The multicultural seasonings from the kitchen create no problems for the Parkway Grill’s wide-ranging wine list, a perennial recipient of Wine Spectator’s coveted “Award of Excellence.” The eclectic compilation of 200-plus labels, backed by a cellar of over 3,000 bottles, offers something for everybody, not to mention an extensive selection by the glass. California wines are most prominently represented—an ideal balance between small boutique wineries from around the state and acclaimed major producers from Napa and Sonoma Valleys. Also represented are prestigious vintages of French Bordeaux and Burgundy, Italian gems from Tuscany and Piedmont, plus New World entries from Australia, Argentina, Chile, and South Africa. The Parkway Grill’s bar is famous for its superb classic and contemporary cocktails, all created with premium spirits and freshly-squeezed juices. It also offers an extensive selection of single-malt Scotches, high-end tequilas and fine liqueurs from around the world.

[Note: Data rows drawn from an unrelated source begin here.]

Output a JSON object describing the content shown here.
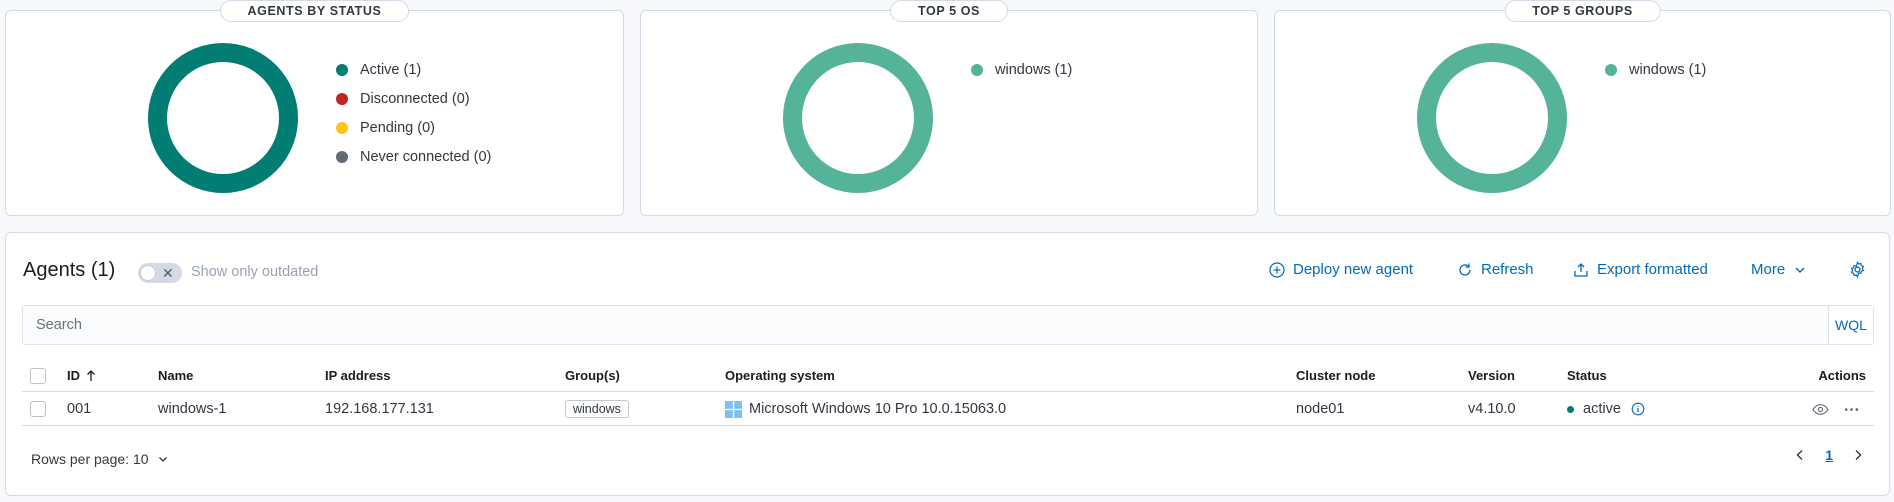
{
  "panels": {
    "status": {
      "title": "AGENTS BY STATUS",
      "legend": [
        {
          "label": "Active (1)",
          "color": "#017d73"
        },
        {
          "label": "Disconnected (0)",
          "color": "#bd271e"
        },
        {
          "label": "Pending (0)",
          "color": "#fec514"
        },
        {
          "label": "Never connected (0)",
          "color": "#646a77"
        }
      ],
      "donut_color": "#017d73"
    },
    "os": {
      "title": "TOP 5 OS",
      "legend": [
        {
          "label": "windows (1)",
          "color": "#54b399"
        }
      ],
      "donut_color": "#54b399"
    },
    "groups": {
      "title": "TOP 5 GROUPS",
      "legend": [
        {
          "label": "windows (1)",
          "color": "#54b399"
        }
      ],
      "donut_color": "#54b399"
    }
  },
  "agents": {
    "title": "Agents (1)",
    "toggle_label": "Show only outdated",
    "toggle_on": false,
    "actions": {
      "deploy": "Deploy new agent",
      "refresh": "Refresh",
      "export": "Export formatted",
      "more": "More"
    },
    "search": {
      "placeholder": "Search",
      "value": "",
      "wql": "WQL"
    },
    "columns": {
      "id": "ID",
      "name": "Name",
      "ip": "IP address",
      "groups": "Group(s)",
      "os": "Operating system",
      "node": "Cluster node",
      "version": "Version",
      "status": "Status",
      "actions": "Actions"
    },
    "rows": [
      {
        "id": "001",
        "name": "windows-1",
        "ip": "192.168.177.131",
        "group": "windows",
        "os": "Microsoft Windows 10 Pro 10.0.15063.0",
        "node": "node01",
        "version": "v4.10.0",
        "status": "active"
      }
    ],
    "rows_per_page": "Rows per page: 10",
    "current_page": "1"
  }
}
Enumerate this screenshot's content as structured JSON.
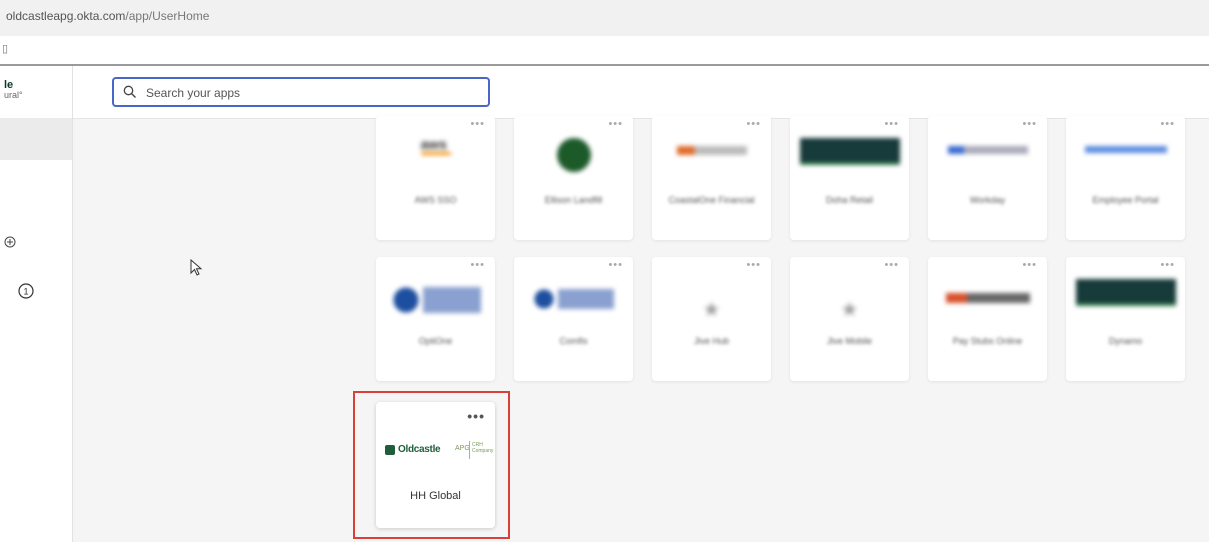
{
  "browser": {
    "url_host": "oldcastleapg.okta.com",
    "url_path": "/app/UserHome"
  },
  "sidebar": {
    "logo_line1": "le",
    "logo_line2": "ural°",
    "icons": [
      "plus-circle-icon",
      "info-circle-icon"
    ],
    "info_count": "1"
  },
  "search": {
    "placeholder": "Search your apps",
    "value": ""
  },
  "blurred_tiles_row1": [
    {
      "label": "AWS SSO",
      "logo": "aws",
      "color": "#f08c00"
    },
    {
      "label": "Ellison Landfill",
      "logo": "green-circle",
      "color": "#1d5a2a"
    },
    {
      "label": "CoastalOne Financial",
      "logo": "orange-bar",
      "color": "#e06b2a"
    },
    {
      "label": "Doha Retail",
      "logo": "dark-banner",
      "color": "#173a3a"
    },
    {
      "label": "Workday",
      "logo": "blue-text",
      "color": "#3a6bd0"
    },
    {
      "label": "Employee Portal",
      "logo": "light-blue-text",
      "color": "#5c8ce0"
    }
  ],
  "blurred_tiles_row2": [
    {
      "label": "OptiOne",
      "logo": "blue-circle",
      "color": "#1d4fa0"
    },
    {
      "label": "Comfis",
      "logo": "blue-circle-small",
      "color": "#1d4fa0"
    },
    {
      "label": "Jive Hub",
      "logo": "star",
      "color": "#9a9a9a"
    },
    {
      "label": "Jive Mobile",
      "logo": "star",
      "color": "#9a9a9a"
    },
    {
      "label": "Pay Stubs Online",
      "logo": "orange-red",
      "color": "#d8502a"
    },
    {
      "label": "Dynamo",
      "logo": "dark-banner",
      "color": "#173a3a"
    }
  ],
  "featured_tile": {
    "name": "HH Global",
    "logo_text": "Oldcastle",
    "logo_suffix": "APG",
    "logo_side_text": "CRH Company",
    "more_label": "•••",
    "highlight_color": "#d9403a"
  },
  "tile_more_label": "•••"
}
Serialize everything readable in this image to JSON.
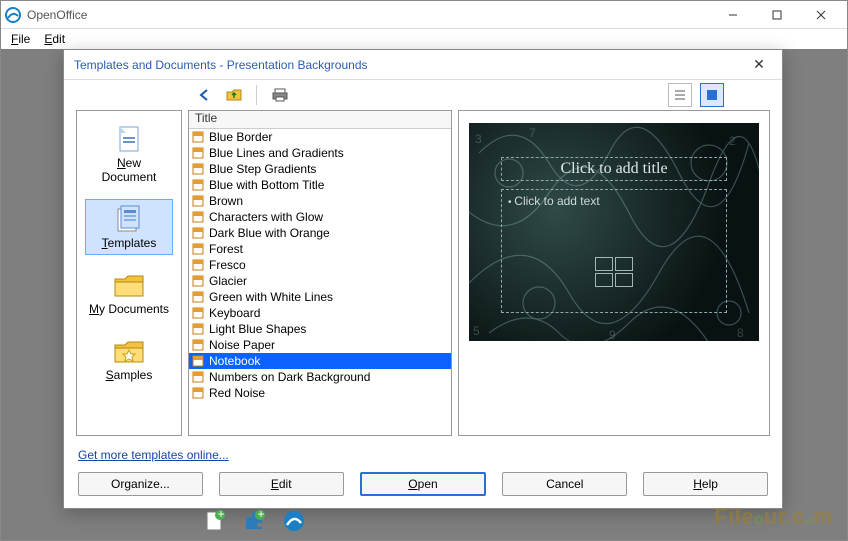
{
  "app": {
    "title": "OpenOffice"
  },
  "menubar": {
    "file": "File",
    "edit": "Edit"
  },
  "dialog": {
    "title": "Templates and Documents - Presentation Backgrounds",
    "link": "Get more templates online...",
    "buttons": {
      "organize": "Organize...",
      "edit": "Edit",
      "open": "Open",
      "cancel": "Cancel",
      "help": "Help"
    }
  },
  "nav": {
    "items": [
      {
        "label": "New Document",
        "icon": "doc"
      },
      {
        "label": "Templates",
        "icon": "template",
        "selected": true
      },
      {
        "label": "My Documents",
        "icon": "folder"
      },
      {
        "label": "Samples",
        "icon": "folder-star"
      }
    ]
  },
  "list": {
    "header": "Title",
    "selected_index": 14,
    "items": [
      "Blue Border",
      "Blue Lines and Gradients",
      "Blue Step Gradients",
      "Blue with Bottom Title",
      "Brown",
      "Characters with Glow",
      "Dark Blue with Orange",
      "Forest",
      "Fresco",
      "Glacier",
      "Green with White Lines",
      "Keyboard",
      "Light Blue Shapes",
      "Noise Paper",
      "Notebook",
      "Numbers on Dark Background",
      "Red Noise"
    ]
  },
  "preview": {
    "title": "Click to add title",
    "text": "Click to add text"
  },
  "watermark": "FileOur.com"
}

During the past twenty years, the Parkway Grill has been featured in virtually every major food and travel publication, receiving accolades for its ambiance, multifaceted cuisine, organic garden, and award-winning wine list. No wonder the restaurant appeals to a diverse clientele: businesspersons negotiating deals, tourists soaking up the flavor of historic Pasadena, families celebrating special occasions, and couples stealing romantic moments. Although the Grill has become a prominent Rose City institution, its location just off the Pasadena Freeway makes it a convenient destination for serious diners from throughout the metropolitan area. The Parkway Grill is a venture of brothers Bob and Gregg Smith, innovative restaurateurs who have shaped dining trends in Pasadena for many years. Other venues operated by Smith Brothers Restaurant Corporation include Arroyo Chop House and Smitty’s Grill in Pasadena, Vibrato Grill, Jazz…Etc. in Bel-Air, and their chain of fun, casual Crocodile Cafes.